Charpentier blâme les professeurs, ils étaient deux, je crois, qui, plus soucieux de leurs élèves que de la chose publique, n’ont pas interrompu leurs leçons. Il déclare, sans les injurier, qu’il ne veut rien avoir de commun avec eux.

Avant de le condamner trop sévèrement, il est juste d’ajouter que le collègue, attaqué beaucoup moins vivement qu’on ne le dit, avait, cette année même, dans son discours d’ouverture, adjuré les écoliers de se défier de ceux qui « prononcent de grands mots, qui sans cesse ont Aristote à la bouche et n’en comprennent pas trois mots, qui produisent de pures balivernes et de pures inepties, qui sont arrogans sophistes et qu’il faut fuir d’une course rapide. » Lambin ne nomme personne, mais Charpentier, sans être trop susceptible, pouvait prendre pour lui ces injures.

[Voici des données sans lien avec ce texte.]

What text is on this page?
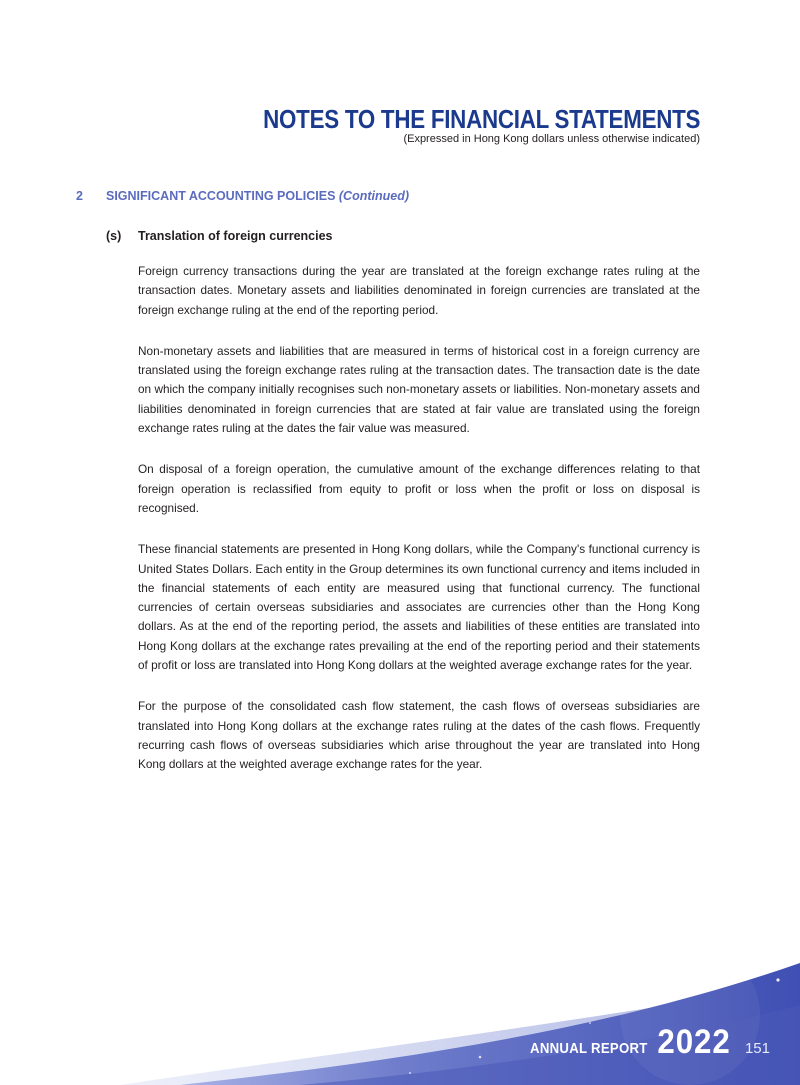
NOTES TO THE FINANCIAL STATEMENTS
(Expressed in Hong Kong dollars unless otherwise indicated)
2 SIGNIFICANT ACCOUNTING POLICIES (Continued)
(s) Translation of foreign currencies

Foreign currency transactions during the year are translated at the foreign exchange rates ruling at the transaction dates. Monetary assets and liabilities denominated in foreign currencies are translated at the foreign exchange ruling at the end of the reporting period.

Non-monetary assets and liabilities that are measured in terms of historical cost in a foreign currency are translated using the foreign exchange rates ruling at the transaction dates. The transaction date is the date on which the company initially recognises such non-monetary assets or liabilities. Non-monetary assets and liabilities denominated in foreign currencies that are stated at fair value are translated using the foreign exchange rates ruling at the dates the fair value was measured.

On disposal of a foreign operation, the cumulative amount of the exchange differences relating to that foreign operation is reclassified from equity to profit or loss when the profit or loss on disposal is recognised.

These financial statements are presented in Hong Kong dollars, while the Company's functional currency is United States Dollars. Each entity in the Group determines its own functional currency and items included in the financial statements of each entity are measured using that functional currency. The functional currencies of certain overseas subsidiaries and associates are currencies other than the Hong Kong dollars. As at the end of the reporting period, the assets and liabilities of these entities are translated into Hong Kong dollars at the exchange rates prevailing at the end of the reporting period and their statements of profit or loss are translated into Hong Kong dollars at the weighted average exchange rates for the year.

For the purpose of the consolidated cash flow statement, the cash flows of overseas subsidiaries are translated into Hong Kong dollars at the exchange rates ruling at the dates of the cash flows. Frequently recurring cash flows of overseas subsidiaries which arise throughout the year are translated into Hong Kong dollars at the weighted average exchange rates for the year.

ANNUAL REPORT 2022 151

Charpentier ne se contente pas de hâter par ses vœux le jour oh la république chrétienne en France et dans le monde entier pourra réaliser parfaitement son imité idéale.

Ce jour est loin encore. Charpentier ne l’a hâté ni par ses vœux ni autrement. La dédicace au président Brulard, en tête d’un livre sur Platon et Aristote, vaut à Charpentier cette accusation étrange, elle est fort courte. Ceux qui voudront prendre la peine de la lire, le plaisir plutôt, car elle est très élégante, n’y trouveront, j’ose l’affirmer, aucune pensée digne de blâme, aucun mot qu’on ne doive approuver.

A la page 268 du livre, les citations se pressent, et l’auteur termine par cette exclamation ce qu’il nomme les déclamations sanguinaires de Charpentier :

Dans ces injures, dans cette audace croissante, dans ces violentes et incroyables menaces, qui ne reconnaît l’esprit de la ligue?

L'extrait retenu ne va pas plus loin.